The alert also has implications for anaesthetic practice, as rocuronium is a first line drug for paralysis in rapid sequence induction, which is the preferred technique for general anaesthesia in patients with known and suspected COVID-19 and is used frequently in patients at low risk of COVID-19 who have not been tested.

Actions

  • Use regional or neuraxial techniques wherever practicable.

  • Consider using suxamethonium for neuromuscular blockade for rapid sequence induction provided there are no contraindications (NB caution in patients being intubated for transfer to ITU).

  • Suxamethonium administration can cause a significant rise in serum potassium, particularly in critically unwell patients. Levels should be measured prior to use in these and other susceptible patients.

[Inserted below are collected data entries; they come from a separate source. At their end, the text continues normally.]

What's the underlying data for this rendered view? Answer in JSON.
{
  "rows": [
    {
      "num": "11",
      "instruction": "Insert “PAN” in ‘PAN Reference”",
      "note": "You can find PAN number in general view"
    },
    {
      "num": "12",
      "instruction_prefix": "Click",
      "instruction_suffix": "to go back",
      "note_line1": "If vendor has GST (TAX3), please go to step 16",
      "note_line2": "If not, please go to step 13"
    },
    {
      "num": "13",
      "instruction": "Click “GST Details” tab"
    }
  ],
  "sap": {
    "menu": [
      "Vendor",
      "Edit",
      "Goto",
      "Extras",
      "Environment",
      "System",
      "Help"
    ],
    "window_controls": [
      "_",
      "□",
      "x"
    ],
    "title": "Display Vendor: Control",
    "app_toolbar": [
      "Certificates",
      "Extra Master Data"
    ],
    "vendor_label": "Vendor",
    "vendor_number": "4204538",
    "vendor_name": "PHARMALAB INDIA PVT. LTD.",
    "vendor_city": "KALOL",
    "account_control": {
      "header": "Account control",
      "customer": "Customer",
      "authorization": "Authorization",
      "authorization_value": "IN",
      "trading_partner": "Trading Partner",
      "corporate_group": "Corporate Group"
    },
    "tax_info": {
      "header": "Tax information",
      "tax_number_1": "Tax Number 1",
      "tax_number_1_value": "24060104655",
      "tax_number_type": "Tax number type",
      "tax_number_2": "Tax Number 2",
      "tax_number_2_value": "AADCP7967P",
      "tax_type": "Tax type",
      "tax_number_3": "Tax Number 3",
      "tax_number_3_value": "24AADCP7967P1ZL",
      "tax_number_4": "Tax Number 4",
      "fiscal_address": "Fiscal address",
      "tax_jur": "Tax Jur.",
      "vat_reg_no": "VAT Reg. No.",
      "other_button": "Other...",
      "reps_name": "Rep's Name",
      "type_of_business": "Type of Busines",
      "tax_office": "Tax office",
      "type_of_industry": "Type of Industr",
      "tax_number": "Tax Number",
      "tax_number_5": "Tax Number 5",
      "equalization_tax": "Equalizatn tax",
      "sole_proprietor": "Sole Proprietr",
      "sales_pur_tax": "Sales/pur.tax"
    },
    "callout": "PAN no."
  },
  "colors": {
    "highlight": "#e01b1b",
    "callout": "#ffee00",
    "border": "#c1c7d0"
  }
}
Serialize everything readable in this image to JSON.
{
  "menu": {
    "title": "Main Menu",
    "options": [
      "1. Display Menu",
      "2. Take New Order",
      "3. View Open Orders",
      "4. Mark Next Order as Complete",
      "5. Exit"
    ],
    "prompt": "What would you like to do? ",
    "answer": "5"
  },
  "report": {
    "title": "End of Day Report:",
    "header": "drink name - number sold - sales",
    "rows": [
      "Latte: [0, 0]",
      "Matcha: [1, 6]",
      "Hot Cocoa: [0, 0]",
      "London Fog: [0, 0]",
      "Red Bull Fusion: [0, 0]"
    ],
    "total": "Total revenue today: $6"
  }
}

  • Consider the use of remifentanil as an adjunct during intubation if appropriate

  • Consider whether there is a need for further paralysis after tracheal intubation.

  • Consider whether remifentanil could be used after tracheal intubation instead of a neuromuscular blocking drug.

  • In selected patients who have recently tested negative or are at low risk of COVID-19 infection, the use of a second generation supraglottic airway may be a suitable alternative to intubation.

  • Use commercially prefilled syringes of suxamethonium (if available) in areas in which the drug needs to be readily available but is not often used, eg obstetrics.